Najwyższa Izba Kontroli zapowiedziała doraźną kontrolę w trzech placówkach leczniczych z województwa zachodniopomorskiego. Pod lupę zostanie wzięty także tamtejszy oddział Narodowego Funduszu Zdrowia.
„Ocenie podlegać będą przede wszystkim dwie kwestie: prawidłowość ustalenia grupy uprawnionych do otrzymania dodatkowego świadczenia oraz ustalenia wysokości przyznanego świadczenia”
- informuje NIK na swojej stronie internetowej.
Chodzi o świadczenia dodatkowe, jakie otrzymywał personel medyczny uczestniczący w diagnozowaniu i udzielaniu świadczeń zdrowotnych pacjentom z podejrzeniem i zakażeniem wirusem SARS-CoV-2.
Do przekazania podmiotom leczniczym środków finansowych na wypłatę dodatkowego wynagrodzenia zobowiązał Prezesa NFZ Minister Zdrowia Adma Niedzielski. Miało to miejsce 4 września ubiegłego roku – przypomina NIK.
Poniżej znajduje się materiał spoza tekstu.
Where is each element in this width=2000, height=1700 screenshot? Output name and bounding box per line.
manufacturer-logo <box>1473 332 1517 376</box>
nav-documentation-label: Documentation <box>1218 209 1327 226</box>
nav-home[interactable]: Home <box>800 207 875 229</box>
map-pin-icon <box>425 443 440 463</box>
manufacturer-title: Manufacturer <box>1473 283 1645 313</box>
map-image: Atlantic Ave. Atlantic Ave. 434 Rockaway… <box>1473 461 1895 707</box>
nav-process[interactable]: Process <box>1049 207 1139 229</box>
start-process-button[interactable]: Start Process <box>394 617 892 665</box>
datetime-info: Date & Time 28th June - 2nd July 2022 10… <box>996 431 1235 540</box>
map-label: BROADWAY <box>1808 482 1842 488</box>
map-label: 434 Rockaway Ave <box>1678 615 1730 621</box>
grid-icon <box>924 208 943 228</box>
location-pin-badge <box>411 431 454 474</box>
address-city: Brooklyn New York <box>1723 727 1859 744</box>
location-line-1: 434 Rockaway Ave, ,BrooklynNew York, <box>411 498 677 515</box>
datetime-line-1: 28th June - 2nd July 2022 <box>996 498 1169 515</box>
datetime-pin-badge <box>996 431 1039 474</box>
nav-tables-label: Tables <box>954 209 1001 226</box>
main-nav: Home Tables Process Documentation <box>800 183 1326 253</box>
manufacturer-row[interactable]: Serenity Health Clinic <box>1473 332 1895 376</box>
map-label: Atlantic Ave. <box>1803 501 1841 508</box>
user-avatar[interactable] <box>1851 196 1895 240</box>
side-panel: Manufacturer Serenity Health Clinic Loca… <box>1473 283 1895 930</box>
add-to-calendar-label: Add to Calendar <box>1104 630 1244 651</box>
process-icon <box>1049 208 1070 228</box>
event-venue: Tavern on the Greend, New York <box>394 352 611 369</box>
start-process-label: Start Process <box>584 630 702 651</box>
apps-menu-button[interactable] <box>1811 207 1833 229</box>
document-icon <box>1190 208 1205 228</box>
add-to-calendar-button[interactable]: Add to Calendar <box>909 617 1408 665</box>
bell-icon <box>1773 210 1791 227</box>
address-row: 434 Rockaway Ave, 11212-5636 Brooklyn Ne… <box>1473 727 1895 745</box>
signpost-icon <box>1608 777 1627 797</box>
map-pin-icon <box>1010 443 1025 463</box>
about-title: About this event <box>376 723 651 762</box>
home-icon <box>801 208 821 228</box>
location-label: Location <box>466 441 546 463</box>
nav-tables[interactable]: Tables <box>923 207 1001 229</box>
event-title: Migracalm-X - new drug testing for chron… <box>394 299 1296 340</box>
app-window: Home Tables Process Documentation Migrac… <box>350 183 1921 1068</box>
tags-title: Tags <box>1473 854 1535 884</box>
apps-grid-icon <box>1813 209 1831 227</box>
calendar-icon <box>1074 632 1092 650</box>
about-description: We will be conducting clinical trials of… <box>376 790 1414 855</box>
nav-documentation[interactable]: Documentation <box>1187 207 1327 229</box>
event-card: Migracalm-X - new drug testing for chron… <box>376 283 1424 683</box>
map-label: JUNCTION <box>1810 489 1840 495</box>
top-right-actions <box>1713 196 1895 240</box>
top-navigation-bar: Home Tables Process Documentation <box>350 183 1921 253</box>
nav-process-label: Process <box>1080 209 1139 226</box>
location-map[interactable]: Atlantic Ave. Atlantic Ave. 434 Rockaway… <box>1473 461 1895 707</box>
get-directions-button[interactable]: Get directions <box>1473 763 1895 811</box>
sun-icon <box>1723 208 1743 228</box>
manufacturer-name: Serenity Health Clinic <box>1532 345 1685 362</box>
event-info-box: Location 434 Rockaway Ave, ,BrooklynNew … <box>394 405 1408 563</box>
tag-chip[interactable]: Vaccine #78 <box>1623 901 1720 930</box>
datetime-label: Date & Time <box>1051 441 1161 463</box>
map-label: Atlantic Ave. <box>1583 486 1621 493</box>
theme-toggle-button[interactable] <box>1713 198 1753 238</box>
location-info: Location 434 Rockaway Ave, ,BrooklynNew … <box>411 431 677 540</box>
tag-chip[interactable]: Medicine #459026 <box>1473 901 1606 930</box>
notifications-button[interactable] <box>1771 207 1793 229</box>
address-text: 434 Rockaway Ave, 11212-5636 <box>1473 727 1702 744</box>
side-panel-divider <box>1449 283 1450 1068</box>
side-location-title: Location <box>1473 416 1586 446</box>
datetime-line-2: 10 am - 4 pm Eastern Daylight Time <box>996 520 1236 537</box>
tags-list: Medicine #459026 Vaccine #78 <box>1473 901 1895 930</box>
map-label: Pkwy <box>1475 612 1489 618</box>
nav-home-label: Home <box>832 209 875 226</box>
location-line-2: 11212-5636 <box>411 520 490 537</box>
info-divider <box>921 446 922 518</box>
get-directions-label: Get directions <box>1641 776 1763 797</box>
„Analiza przedkontrolna NIK wykazała, że dyrektorzy niektórych podmiotów leczniczych wskazują do rozliczenia dodatkowego świadczenia większość zatrudnionego personelu medycznego, nawet w sytuacji niewielkiej liczby pacjentów przyjętych z podejrzeniem lub z zakażeniem wirusem SARS-CoV-2. Z kolei w innych podmiotach leczniczych personel medyczny podnosi, iż dodatkowe środki finansowe otrzymuje z opóźnieniem lub też, że nie otrzymał ich wcale”
- czytamy na stronie.
NIK poinformował, że sprawdzi, czy:
„[…] czy przekazywane przez kierowników podmiotów leczniczych informacje dot. personelu medycznego, uczestniczącego w diagnozowaniu i udzielaniu świadczeń zdrowotnych pacjentom z podejrzeniem i z zakażeniem wirusem SARS-CoV-2, na podstawie których Oddział Wojewódzki NFZ w Szczecinie przekazywał środki finansowe z przeznaczeniem na wypłatę dodatkowego świadczenia, zostały przygotowane prawidłowo - zgodnie z warunkami określonymi przez Ministra Zdrowia”.